The dataset contains all paper titles, authors and their affiliations from the years
- ICML: 2017-2023
- NeurIPS: 2006-2022
- ICLR: 2018-2023 (except 2020)
The earliest years are always the years in which the respective conference introduced the web interface which this script is compatible with.
Conference,Year,Title,Author,Affiliation
NeurIPS,2006,Attentional Processing on a Spike-Based VLSI Neural Network,Yingxue Wang,"Swiss Federal Institute of Technology, Zurich"

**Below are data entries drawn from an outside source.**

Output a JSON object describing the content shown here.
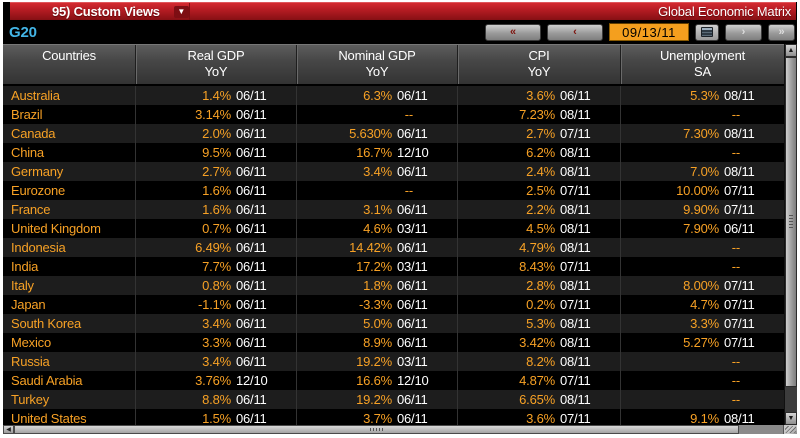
{
  "colors": {
    "accent_orange": "#f7a125",
    "date_text_white": "#ffffff",
    "title_bar_red": "#b21b22",
    "g20_cyan": "#43b5e6",
    "date_field_orange": "#f49f1e"
  },
  "title_bar": {
    "menu_label": "95) Custom Views",
    "dropdown_icon": "chevron-down-icon",
    "title": "Global Economic Matrix"
  },
  "toolbar": {
    "view_label": "G20",
    "prev_fast_label": "«",
    "prev_label": "‹",
    "date_value": "09/13/11",
    "calendar_icon": "calendar-icon",
    "next_label": "›",
    "next_fast_label": "»"
  },
  "table": {
    "columns": [
      {
        "label": "Countries",
        "sub": ""
      },
      {
        "label": "Real GDP",
        "sub": "YoY"
      },
      {
        "label": "Nominal GDP",
        "sub": "YoY"
      },
      {
        "label": "CPI",
        "sub": "YoY"
      },
      {
        "label": "Unemployment",
        "sub": "SA"
      }
    ],
    "rows": [
      {
        "country": "Australia",
        "real_gdp": "1.4%",
        "real_gdp_date": "06/11",
        "nominal_gdp": "6.3%",
        "nominal_gdp_date": "06/11",
        "cpi": "3.6%",
        "cpi_date": "06/11",
        "unemployment": "5.3%",
        "unemployment_date": "08/11"
      },
      {
        "country": "Brazil",
        "real_gdp": "3.14%",
        "real_gdp_date": "06/11",
        "nominal_gdp": "--",
        "nominal_gdp_date": "",
        "cpi": "7.23%",
        "cpi_date": "08/11",
        "unemployment": "--",
        "unemployment_date": ""
      },
      {
        "country": "Canada",
        "real_gdp": "2.0%",
        "real_gdp_date": "06/11",
        "nominal_gdp": "5.630%",
        "nominal_gdp_date": "06/11",
        "cpi": "2.7%",
        "cpi_date": "07/11",
        "unemployment": "7.30%",
        "unemployment_date": "08/11"
      },
      {
        "country": "China",
        "real_gdp": "9.5%",
        "real_gdp_date": "06/11",
        "nominal_gdp": "16.7%",
        "nominal_gdp_date": "12/10",
        "cpi": "6.2%",
        "cpi_date": "08/11",
        "unemployment": "--",
        "unemployment_date": ""
      },
      {
        "country": "Germany",
        "real_gdp": "2.7%",
        "real_gdp_date": "06/11",
        "nominal_gdp": "3.4%",
        "nominal_gdp_date": "06/11",
        "cpi": "2.4%",
        "cpi_date": "08/11",
        "unemployment": "7.0%",
        "unemployment_date": "08/11"
      },
      {
        "country": "Eurozone",
        "real_gdp": "1.6%",
        "real_gdp_date": "06/11",
        "nominal_gdp": "--",
        "nominal_gdp_date": "",
        "cpi": "2.5%",
        "cpi_date": "07/11",
        "unemployment": "10.00%",
        "unemployment_date": "07/11"
      },
      {
        "country": "France",
        "real_gdp": "1.6%",
        "real_gdp_date": "06/11",
        "nominal_gdp": "3.1%",
        "nominal_gdp_date": "06/11",
        "cpi": "2.2%",
        "cpi_date": "08/11",
        "unemployment": "9.90%",
        "unemployment_date": "07/11"
      },
      {
        "country": "United Kingdom",
        "real_gdp": "0.7%",
        "real_gdp_date": "06/11",
        "nominal_gdp": "4.6%",
        "nominal_gdp_date": "03/11",
        "cpi": "4.5%",
        "cpi_date": "08/11",
        "unemployment": "7.90%",
        "unemployment_date": "06/11"
      },
      {
        "country": "Indonesia",
        "real_gdp": "6.49%",
        "real_gdp_date": "06/11",
        "nominal_gdp": "14.42%",
        "nominal_gdp_date": "06/11",
        "cpi": "4.79%",
        "cpi_date": "08/11",
        "unemployment": "--",
        "unemployment_date": ""
      },
      {
        "country": "India",
        "real_gdp": "7.7%",
        "real_gdp_date": "06/11",
        "nominal_gdp": "17.2%",
        "nominal_gdp_date": "03/11",
        "cpi": "8.43%",
        "cpi_date": "07/11",
        "unemployment": "--",
        "unemployment_date": ""
      },
      {
        "country": "Italy",
        "real_gdp": "0.8%",
        "real_gdp_date": "06/11",
        "nominal_gdp": "1.8%",
        "nominal_gdp_date": "06/11",
        "cpi": "2.8%",
        "cpi_date": "08/11",
        "unemployment": "8.00%",
        "unemployment_date": "07/11"
      },
      {
        "country": "Japan",
        "real_gdp": "-1.1%",
        "real_gdp_date": "06/11",
        "nominal_gdp": "-3.3%",
        "nominal_gdp_date": "06/11",
        "cpi": "0.2%",
        "cpi_date": "07/11",
        "unemployment": "4.7%",
        "unemployment_date": "07/11"
      },
      {
        "country": "South Korea",
        "real_gdp": "3.4%",
        "real_gdp_date": "06/11",
        "nominal_gdp": "5.0%",
        "nominal_gdp_date": "06/11",
        "cpi": "5.3%",
        "cpi_date": "08/11",
        "unemployment": "3.3%",
        "unemployment_date": "07/11"
      },
      {
        "country": "Mexico",
        "real_gdp": "3.3%",
        "real_gdp_date": "06/11",
        "nominal_gdp": "8.9%",
        "nominal_gdp_date": "06/11",
        "cpi": "3.42%",
        "cpi_date": "08/11",
        "unemployment": "5.27%",
        "unemployment_date": "07/11"
      },
      {
        "country": "Russia",
        "real_gdp": "3.4%",
        "real_gdp_date": "06/11",
        "nominal_gdp": "19.2%",
        "nominal_gdp_date": "03/11",
        "cpi": "8.2%",
        "cpi_date": "08/11",
        "unemployment": "--",
        "unemployment_date": ""
      },
      {
        "country": "Saudi Arabia",
        "real_gdp": "3.76%",
        "real_gdp_date": "12/10",
        "nominal_gdp": "16.6%",
        "nominal_gdp_date": "12/10",
        "cpi": "4.87%",
        "cpi_date": "07/11",
        "unemployment": "--",
        "unemployment_date": ""
      },
      {
        "country": "Turkey",
        "real_gdp": "8.8%",
        "real_gdp_date": "06/11",
        "nominal_gdp": "19.2%",
        "nominal_gdp_date": "06/11",
        "cpi": "6.65%",
        "cpi_date": "08/11",
        "unemployment": "--",
        "unemployment_date": ""
      },
      {
        "country": "United States",
        "real_gdp": "1.5%",
        "real_gdp_date": "06/11",
        "nominal_gdp": "3.7%",
        "nominal_gdp_date": "06/11",
        "cpi": "3.6%",
        "cpi_date": "07/11",
        "unemployment": "9.1%",
        "unemployment_date": "08/11"
      }
    ]
  }
}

NeurIPS,2006,Attentional Processing on a Spike-Based VLSI Neural Network,Rodney J Douglas,Institute of Neuroinformatics
NeurIPS,2006,Attentional Processing on a Spike-Based VLSI Neural Network,Shih-Chii Liu,"Institute for Neuroinformatics, University of Zurich and ETH Zurich"
NeurIPS,2006,Multi-Task Feature Learning,Andreas Argyriou,Ecole Centrale de Paris
# ...
In 2020 the corona virus spread over the world and forced the conferences to adopt a new virtual format. ICLR decided to announce the conference schedule via a separate page for just this one year. For 2021 their schedule includes poster sessions for all papers again as usual. This alternate schedule page is not covered by the scraping script which is why there are no papers for ICLR2020.
The first and definitely correct option is to re-scrape the whole dataset as in the following example.
python scrape.py 2006-2021
A faster alternative is just scraping the new data and appending it to the CSV file.
python scrape.py --output update.csv 2019-2021
cat update.csv >> papers.csv
The file is sorted by year, so appending at the end keeps the order in tact. However, you need to take care that you do not end up with duplicate entries. Let's say that the current file contains all papers until 2019 but when the file was created, only ICLR had happened yet. If you then later scrape 2019 again to add the other conferences as above, you would get the ICLR papers twice.